Prof. Stephen Senn
Fri 02 Nov 2018, 15:05 - 16:00
JCMB 5323

If you have a question about this talk, please contact: Ruben Amoros Salvador (ramoros)

Image for The Rothamsted School meets Lord’s Paradox

Lords ‘paradox’ is a notoriously difficult puzzle that is guaranteed to provoke discussion, dissent and disagreement. Two statisticians analyse some observational data and come to radically different conclusions, each of which has acquired defenders over the years since Lord first proposed his puzzle  in 1967.  It features in the recent Book of Why by Pearl and Pearl and McKenzie, who use it to demonstrate the power of Pearl’s causal calculus, obtaining a solution they claim is unambiguously right. They also claim that statisticians have failed to get to grips with causal questions for well over a century, in fact ever since Karl Pearson developed Galton’s idea of correlation and warned the scientific world that correlation is not causation.

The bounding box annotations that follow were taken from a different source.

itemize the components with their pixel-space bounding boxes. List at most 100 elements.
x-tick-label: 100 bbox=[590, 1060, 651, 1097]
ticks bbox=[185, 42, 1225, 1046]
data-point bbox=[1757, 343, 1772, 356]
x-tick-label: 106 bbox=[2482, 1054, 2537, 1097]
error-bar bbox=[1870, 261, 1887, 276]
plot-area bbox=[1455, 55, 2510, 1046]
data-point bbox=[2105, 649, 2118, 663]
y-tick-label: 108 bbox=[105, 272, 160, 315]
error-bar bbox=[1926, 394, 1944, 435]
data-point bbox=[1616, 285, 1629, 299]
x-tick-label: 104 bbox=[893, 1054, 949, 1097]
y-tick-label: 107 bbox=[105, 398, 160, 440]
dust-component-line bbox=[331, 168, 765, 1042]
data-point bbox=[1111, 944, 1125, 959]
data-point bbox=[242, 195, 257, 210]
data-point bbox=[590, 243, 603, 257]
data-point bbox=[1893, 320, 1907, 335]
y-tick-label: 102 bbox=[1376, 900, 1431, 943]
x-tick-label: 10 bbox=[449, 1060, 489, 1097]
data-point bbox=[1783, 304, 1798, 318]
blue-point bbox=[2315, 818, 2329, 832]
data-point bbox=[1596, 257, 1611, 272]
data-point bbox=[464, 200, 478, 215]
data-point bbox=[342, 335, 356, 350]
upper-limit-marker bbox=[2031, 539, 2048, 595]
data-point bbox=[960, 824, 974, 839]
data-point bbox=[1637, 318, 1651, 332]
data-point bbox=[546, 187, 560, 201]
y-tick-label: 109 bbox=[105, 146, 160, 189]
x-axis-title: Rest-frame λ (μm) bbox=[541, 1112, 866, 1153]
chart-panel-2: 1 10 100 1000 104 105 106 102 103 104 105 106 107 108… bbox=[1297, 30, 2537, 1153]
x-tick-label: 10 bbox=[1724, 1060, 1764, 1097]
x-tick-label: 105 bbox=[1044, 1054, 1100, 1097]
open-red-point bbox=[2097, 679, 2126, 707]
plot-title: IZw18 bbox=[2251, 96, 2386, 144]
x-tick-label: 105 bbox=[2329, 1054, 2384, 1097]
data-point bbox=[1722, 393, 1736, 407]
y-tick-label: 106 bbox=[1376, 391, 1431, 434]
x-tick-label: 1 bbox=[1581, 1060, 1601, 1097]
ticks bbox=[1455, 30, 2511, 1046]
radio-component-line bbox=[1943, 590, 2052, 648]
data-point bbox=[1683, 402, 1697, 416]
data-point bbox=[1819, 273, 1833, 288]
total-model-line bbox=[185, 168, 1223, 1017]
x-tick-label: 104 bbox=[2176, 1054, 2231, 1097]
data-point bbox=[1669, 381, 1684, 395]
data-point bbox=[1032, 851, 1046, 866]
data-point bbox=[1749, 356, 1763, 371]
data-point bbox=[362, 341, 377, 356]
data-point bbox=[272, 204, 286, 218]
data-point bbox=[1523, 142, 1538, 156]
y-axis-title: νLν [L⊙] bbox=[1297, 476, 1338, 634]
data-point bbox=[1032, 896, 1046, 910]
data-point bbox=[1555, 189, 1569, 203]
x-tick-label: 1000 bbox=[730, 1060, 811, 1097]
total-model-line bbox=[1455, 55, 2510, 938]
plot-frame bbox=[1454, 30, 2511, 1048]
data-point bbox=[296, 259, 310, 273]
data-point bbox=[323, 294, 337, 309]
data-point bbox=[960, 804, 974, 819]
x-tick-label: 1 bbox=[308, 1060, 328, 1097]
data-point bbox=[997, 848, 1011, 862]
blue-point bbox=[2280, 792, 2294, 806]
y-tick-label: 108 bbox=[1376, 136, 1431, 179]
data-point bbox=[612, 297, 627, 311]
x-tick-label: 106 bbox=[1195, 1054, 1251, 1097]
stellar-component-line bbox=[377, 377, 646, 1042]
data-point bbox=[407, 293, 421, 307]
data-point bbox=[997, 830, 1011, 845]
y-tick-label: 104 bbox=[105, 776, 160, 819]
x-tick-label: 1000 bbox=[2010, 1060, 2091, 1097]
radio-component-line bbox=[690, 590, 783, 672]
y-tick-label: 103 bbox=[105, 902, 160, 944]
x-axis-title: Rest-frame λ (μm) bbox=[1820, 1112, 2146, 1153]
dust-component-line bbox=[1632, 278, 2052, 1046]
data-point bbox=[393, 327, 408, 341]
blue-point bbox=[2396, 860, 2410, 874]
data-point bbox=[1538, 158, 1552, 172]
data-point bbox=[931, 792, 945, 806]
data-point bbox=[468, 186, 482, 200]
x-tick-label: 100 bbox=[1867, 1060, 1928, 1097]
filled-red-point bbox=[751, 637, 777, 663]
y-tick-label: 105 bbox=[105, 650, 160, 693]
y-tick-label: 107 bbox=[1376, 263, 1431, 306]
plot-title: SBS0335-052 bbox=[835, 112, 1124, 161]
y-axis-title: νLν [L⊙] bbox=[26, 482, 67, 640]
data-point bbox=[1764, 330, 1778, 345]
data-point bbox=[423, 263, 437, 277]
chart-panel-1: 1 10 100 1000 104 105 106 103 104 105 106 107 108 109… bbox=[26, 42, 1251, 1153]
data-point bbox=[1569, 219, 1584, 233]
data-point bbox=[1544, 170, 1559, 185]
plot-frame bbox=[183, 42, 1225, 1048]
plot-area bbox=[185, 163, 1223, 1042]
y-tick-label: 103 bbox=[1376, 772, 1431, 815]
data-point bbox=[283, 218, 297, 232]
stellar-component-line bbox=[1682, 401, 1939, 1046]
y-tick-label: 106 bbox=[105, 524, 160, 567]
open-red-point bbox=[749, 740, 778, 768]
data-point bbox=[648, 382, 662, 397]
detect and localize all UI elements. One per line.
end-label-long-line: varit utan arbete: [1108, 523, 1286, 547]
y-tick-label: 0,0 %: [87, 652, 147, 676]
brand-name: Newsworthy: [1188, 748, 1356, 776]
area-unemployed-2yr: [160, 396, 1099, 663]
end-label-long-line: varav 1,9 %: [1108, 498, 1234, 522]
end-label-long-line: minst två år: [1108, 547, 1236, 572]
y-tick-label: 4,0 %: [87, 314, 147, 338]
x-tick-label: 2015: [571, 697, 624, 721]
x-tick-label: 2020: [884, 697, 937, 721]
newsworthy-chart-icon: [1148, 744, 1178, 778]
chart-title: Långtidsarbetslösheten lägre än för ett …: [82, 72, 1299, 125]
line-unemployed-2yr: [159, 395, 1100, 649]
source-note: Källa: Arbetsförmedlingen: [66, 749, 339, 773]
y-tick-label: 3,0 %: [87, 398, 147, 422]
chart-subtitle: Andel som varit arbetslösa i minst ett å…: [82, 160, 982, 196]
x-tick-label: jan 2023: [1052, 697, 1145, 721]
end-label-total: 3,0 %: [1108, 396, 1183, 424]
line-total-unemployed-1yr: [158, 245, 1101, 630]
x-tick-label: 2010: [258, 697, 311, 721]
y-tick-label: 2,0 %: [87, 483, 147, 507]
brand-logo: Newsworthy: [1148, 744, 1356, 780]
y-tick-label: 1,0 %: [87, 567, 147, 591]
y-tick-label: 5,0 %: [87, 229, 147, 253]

However, only  two years before Lord published his paradox John Nelder outlined a powerful causal calculus for analyzing designed experiments based on a careful distinczion between block and treatment structure. This represents an important advance in formalizing the approach to analysing complex experiments that started with Fisher 100 years ago, when he proposed splitting variability using the square of the standard deviation, which he called the variance, continued with Yates and has been developed since the 1960s by Rosemary Bailey, amongst others. This tradition might be referred to as The Rothamsted School. It is fully implemented in Genstat but, as far as I am aware, not in any other package.


With the help of Genstat, I demonstrate how the Rothamsted School would approach Lord’s paradox and come to a solution that is not the same as the one reached by Pearl and McKenzie, although given certain strong but untestable assumptions it would reduce to it. I conclude that the statistical tradition may have more to offer in this respect than has been supposed.